In our earlier post about the Dollar Index, published last October, we described a likely upward path that might continue into 2017 and beyond. That view still informs our big-picture forecasts for precious metals, foreign exchange instruments, and commodities such as oil and copper. However in the near term, the Dollar appears to be retreating from the upper edge of a corrective envelope.
In the context of the chart in the earlier post, the consolidation that has persisted since early 2015 fits well as a fourth wave of a five-wave sequence up from the 2011. The details of that consolidation are more visible on a weekly chart, as shown below. By our count, the consolidation is not yet finished.
In our primary scenario, the present correction requires another downward leg, which would be sub-wave 'c' of wave (iv) on the weekly chart. Traders looking for swing trades in the Dollar Index or in paired currencies might watch for the index to decline from the resistance area drawn around 99.23 to 99.81, and they might also place stops consistent with the idea that the index should not exceed that area by much.

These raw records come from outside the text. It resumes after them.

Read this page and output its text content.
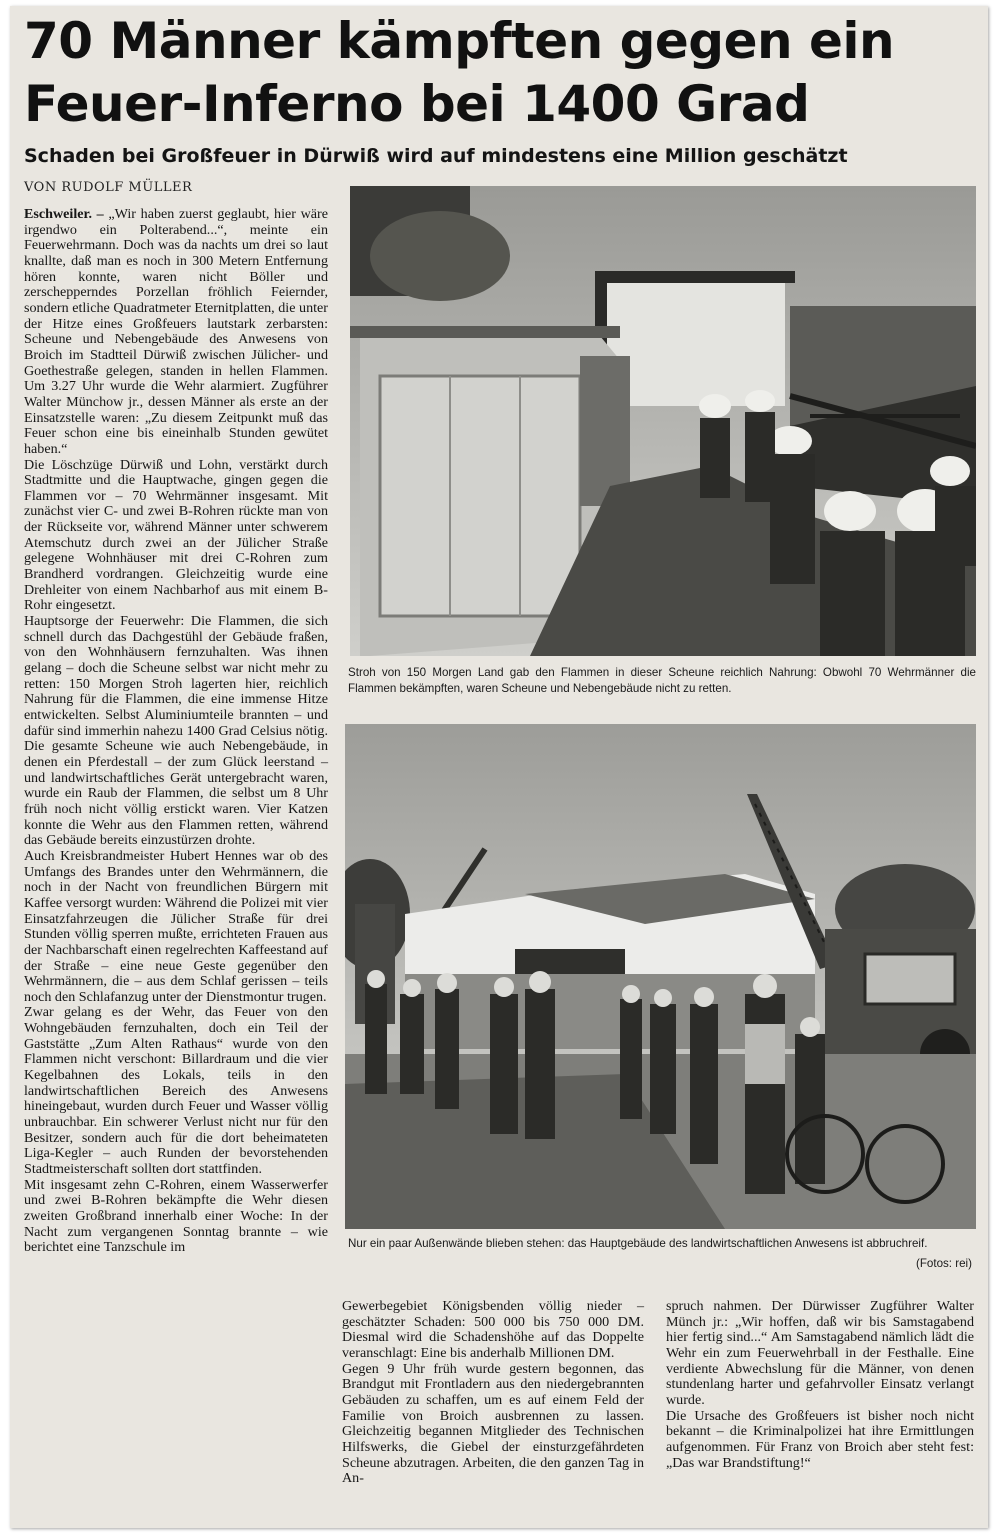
70 Männer kämpften gegen ein
Feuer-Inferno bei 1400 Grad
Schaden bei Großfeuer in Dürwiß wird auf mindestens eine Million geschätzt
VON RUDOLF MÜLLER

Eschweiler. – „Wir haben zuerst geglaubt, hier wäre irgendwo ein Polterabend...“, meinte ein Feuerwehrmann. Doch was da nachts um drei so laut knallte, daß man es noch in 300 Metern Entfernung hören konnte, waren nicht Böller und zerschepperndes Porzellan fröhlich Feiernder, sondern etliche Quadratmeter Eternitplatten, die unter der Hitze eines Großfeuers lautstark zerbarsten: Scheune und Nebengebäude des Anwesens von Broich im Stadtteil Dürwiß zwischen Jülicher- und Goethestraße gelegen, standen in hellen Flammen. Um 3.27 Uhr wurde die Wehr alarmiert. Zugführer Walter Münchow jr., dessen Männer als erste an der Einsatzstelle waren: „Zu diesem Zeitpunkt muß das Feuer schon eine bis eineinhalb Stunden gewütet haben.“

Die Löschzüge Dürwiß und Lohn, verstärkt durch Stadtmitte und die Hauptwache, gingen gegen die Flammen vor – 70 Wehrmänner insgesamt. Mit zunächst vier C- und zwei B-Rohren rückte man von der Rückseite vor, während Männer unter schwerem Atemschutz durch zwei an der Jülicher Straße gelegene Wohnhäuser mit drei C-Rohren zum Brandherd vordrangen. Gleichzeitig wurde eine Drehleiter von einem Nachbarhof aus mit einem B-Rohr eingesetzt.

Hauptsorge der Feuerwehr: Die Flammen, die sich schnell durch das Dachgestühl der Gebäude fraßen, von den Wohnhäusern fernzuhalten. Was ihnen gelang – doch die Scheune selbst war nicht mehr zu retten: 150 Morgen Stroh lagerten hier, reichlich Nahrung für die Flammen, die eine immense Hitze entwickelten. Selbst Aluminiumteile brannten – und dafür sind immerhin nahezu 1400 Grad Celsius nötig. Die gesamte Scheune wie auch Nebengebäude, in denen ein Pferdestall – der zum Glück leerstand – und landwirtschaftliches Gerät untergebracht waren, wurde ein Raub der Flammen, die selbst um 8 Uhr früh noch nicht völlig erstickt waren. Vier Katzen konnte die Wehr aus den Flammen retten, während das Gebäude bereits einzustürzen drohte.

Auch Kreisbrandmeister Hubert Hennes war ob des Umfangs des Brandes unter den Wehrmännern, die noch in der Nacht von freundlichen Bürgern mit Kaffee versorgt wurden: Während die Polizei mit vier Einsatzfahrzeugen die Jülicher Straße für drei Stunden völlig sperren mußte, errichteten Frauen aus der Nachbarschaft einen regelrechten Kaffeestand auf der Straße – eine neue Geste gegenüber den Wehrmännern, die – aus dem Schlaf gerissen – teils noch den Schlafanzug unter der Dienstmontur trugen.

Zwar gelang es der Wehr, das Feuer von den Wohngebäuden fernzuhalten, doch ein Teil der Gaststätte „Zum Alten Rathaus“ wurde von den Flammen nicht verschont: Billardraum und die vier Kegelbahnen des Lokals, teils in den landwirtschaftlichen Bereich des Anwesens hineingebaut, wurden durch Feuer und Wasser völlig unbrauchbar. Ein schwerer Verlust nicht nur für den Besitzer, sondern auch für die dort beheimateten Liga-Kegler – auch Runden der bevorstehenden Stadtmeisterschaft sollten dort stattfinden.

Mit insgesamt zehn C-Rohren, einem Wasserwerfer und zwei B-Rohren bekämpfte die Wehr diesen zweiten Großbrand innerhalb einer Woche: In der Nacht zum vergangenen Sonntag brannte – wie berichtet eine Tanzschule im

Stroh von 150 Morgen Land gab den Flammen in dieser Scheune reichlich Nahrung: Obwohl 70 Wehrmänner die Flammen bekämpften, waren Scheune und Nebengebäude nicht zu retten.
Nur ein paar Außenwände blieben stehen: das Hauptgebäude des landwirtschaftlichen Anwesens ist abbruchreif.
(Fotos: rei)

Gewerbegebiet Königsbenden völlig nieder – geschätzter Schaden: 500 000 bis 750 000 DM. Diesmal wird die Schadenshöhe auf das Doppelte veranschlagt: Eine bis anderhalb Millionen DM.

Gegen 9 Uhr früh wurde gestern begonnen, das Brandgut mit Frontladern aus den niedergebrannten Gebäuden zu schaffen, um es auf einem Feld der Familie von Broich ausbrennen zu lassen. Gleichzeitig begannen Mitglieder des Technischen Hilfswerks, die Giebel der einsturzgefährdeten Scheune abzutragen. Arbeiten, die den ganzen Tag in An-

spruch nahmen. Der Dürwisser Zugführer Walter Münch jr.: „Wir hoffen, daß wir bis Samstagabend hier fertig sind...“ Am Samstagabend nämlich lädt die Wehr ein zum Feuerwehrball in der Festhalle. Eine verdiente Abwechslung für die Männer, von denen stundenlang harter und gefahrvoller Einsatz verlangt wurde.

Die Ursache des Großfeuers ist bisher noch nicht bekannt – die Kriminalpolizei hat ihre Ermittlungen aufgenommen. Für Franz von Broich aber steht fest: „Das war Brandstiftung!“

If the index follows our primary path, then supports around 95.13, 93.66, and 91.79 might act as stepping stones on the way down. In addition, it is important to recognize that price may not visit all of those levels. As a timing aid, chart cycles suggest that the index might try to set a low around March or April.
Usually, we have at least one alternate scenario for our Elliott Wave projections. With the Dollar Index, it is possible that the entirety of corrective wave (iv) ended at the low of August 2015. If that is the case, then the index should move above the resistance area within the next several weeks, if not right away.